Proposition 15
October 28, 2020
By: Anya Brink, Isabella Shears-Macnab, and Nakaia Schott
What is it?: Proposition 15 would generate $6.5-$11.5 billion annually for local government services and education. The money would come from a “split roll” property tax system that would increase taxes on large commercial properties by taxing them at market value. Property tax would not be changed for renters, homeowners, or small businesses.
History of Prop 15: Proposition 15 would adjust the terms of the original 1978 California Proposition 13 which decreased property taxes by assessing the properties at their respective values. This proposition led to a 60% decrease in property tax revenue collected by the states, leading them to rely on sales tax as well as California’s personal income tax. Under Proposition 13, the tax on property is limited to 1%, with a maximum increase of 2% a year.
Vote Yes on Proposition 15: Those who support prop 15 want more funding for education. Many in support of this proposition do not own large properties; the tax increase will not affect them financially.
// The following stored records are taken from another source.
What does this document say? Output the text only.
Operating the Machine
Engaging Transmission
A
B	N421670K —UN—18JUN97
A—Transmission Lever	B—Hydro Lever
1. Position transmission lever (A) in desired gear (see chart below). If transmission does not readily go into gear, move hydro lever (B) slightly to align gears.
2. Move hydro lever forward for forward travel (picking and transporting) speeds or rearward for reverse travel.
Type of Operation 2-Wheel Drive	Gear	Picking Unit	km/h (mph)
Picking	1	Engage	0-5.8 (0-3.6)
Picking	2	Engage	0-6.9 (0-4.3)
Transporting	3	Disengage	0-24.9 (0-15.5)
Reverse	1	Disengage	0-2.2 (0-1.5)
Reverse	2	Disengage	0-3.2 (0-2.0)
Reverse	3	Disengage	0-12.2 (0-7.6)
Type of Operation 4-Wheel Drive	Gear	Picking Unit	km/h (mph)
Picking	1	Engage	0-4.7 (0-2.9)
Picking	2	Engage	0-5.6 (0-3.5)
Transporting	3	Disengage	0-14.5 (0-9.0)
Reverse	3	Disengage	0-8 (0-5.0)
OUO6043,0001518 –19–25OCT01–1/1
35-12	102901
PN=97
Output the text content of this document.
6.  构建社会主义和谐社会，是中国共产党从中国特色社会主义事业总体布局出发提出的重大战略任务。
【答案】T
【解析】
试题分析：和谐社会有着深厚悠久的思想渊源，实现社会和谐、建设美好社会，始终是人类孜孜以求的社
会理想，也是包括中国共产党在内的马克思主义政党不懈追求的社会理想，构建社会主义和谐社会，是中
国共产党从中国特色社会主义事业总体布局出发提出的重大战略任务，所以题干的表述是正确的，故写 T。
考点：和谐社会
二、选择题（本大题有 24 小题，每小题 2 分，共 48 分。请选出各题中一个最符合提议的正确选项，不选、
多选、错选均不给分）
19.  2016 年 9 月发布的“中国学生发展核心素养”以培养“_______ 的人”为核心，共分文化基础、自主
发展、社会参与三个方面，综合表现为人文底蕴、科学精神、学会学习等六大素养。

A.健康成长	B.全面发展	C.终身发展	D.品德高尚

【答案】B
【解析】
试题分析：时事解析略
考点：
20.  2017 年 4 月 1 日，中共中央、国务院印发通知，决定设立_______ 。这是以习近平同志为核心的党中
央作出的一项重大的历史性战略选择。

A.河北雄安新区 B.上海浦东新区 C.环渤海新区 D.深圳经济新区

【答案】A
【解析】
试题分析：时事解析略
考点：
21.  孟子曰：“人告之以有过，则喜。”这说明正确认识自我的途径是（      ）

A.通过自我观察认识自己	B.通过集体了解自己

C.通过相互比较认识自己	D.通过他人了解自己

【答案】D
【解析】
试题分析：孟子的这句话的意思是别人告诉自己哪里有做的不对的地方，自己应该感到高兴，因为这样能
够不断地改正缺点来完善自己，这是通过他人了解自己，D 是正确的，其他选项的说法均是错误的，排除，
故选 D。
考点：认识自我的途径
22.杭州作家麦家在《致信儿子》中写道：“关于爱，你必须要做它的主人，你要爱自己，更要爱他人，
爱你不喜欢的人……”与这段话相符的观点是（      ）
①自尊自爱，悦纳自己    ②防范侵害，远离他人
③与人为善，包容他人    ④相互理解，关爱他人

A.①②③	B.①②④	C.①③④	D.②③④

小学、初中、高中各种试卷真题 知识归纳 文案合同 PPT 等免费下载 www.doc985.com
Vote No on Proposition 15: Those in opposition to Proposition 15 do not want to pay higher taxes on their homes. Many of these people are wealthy landowners with multiple high-value properties. Increasing the taxes on their properties would decrease their wealth, as the taxes on the property would go from the amount when they purchased the house to the current amount.
Where Is the Money Coming From?: The money for Proposition 15 would come from increased taxes on large commercial properties with a value of more than $3 million. The money will NOT come from increased property taxes on renters, homeowners, or local businesses.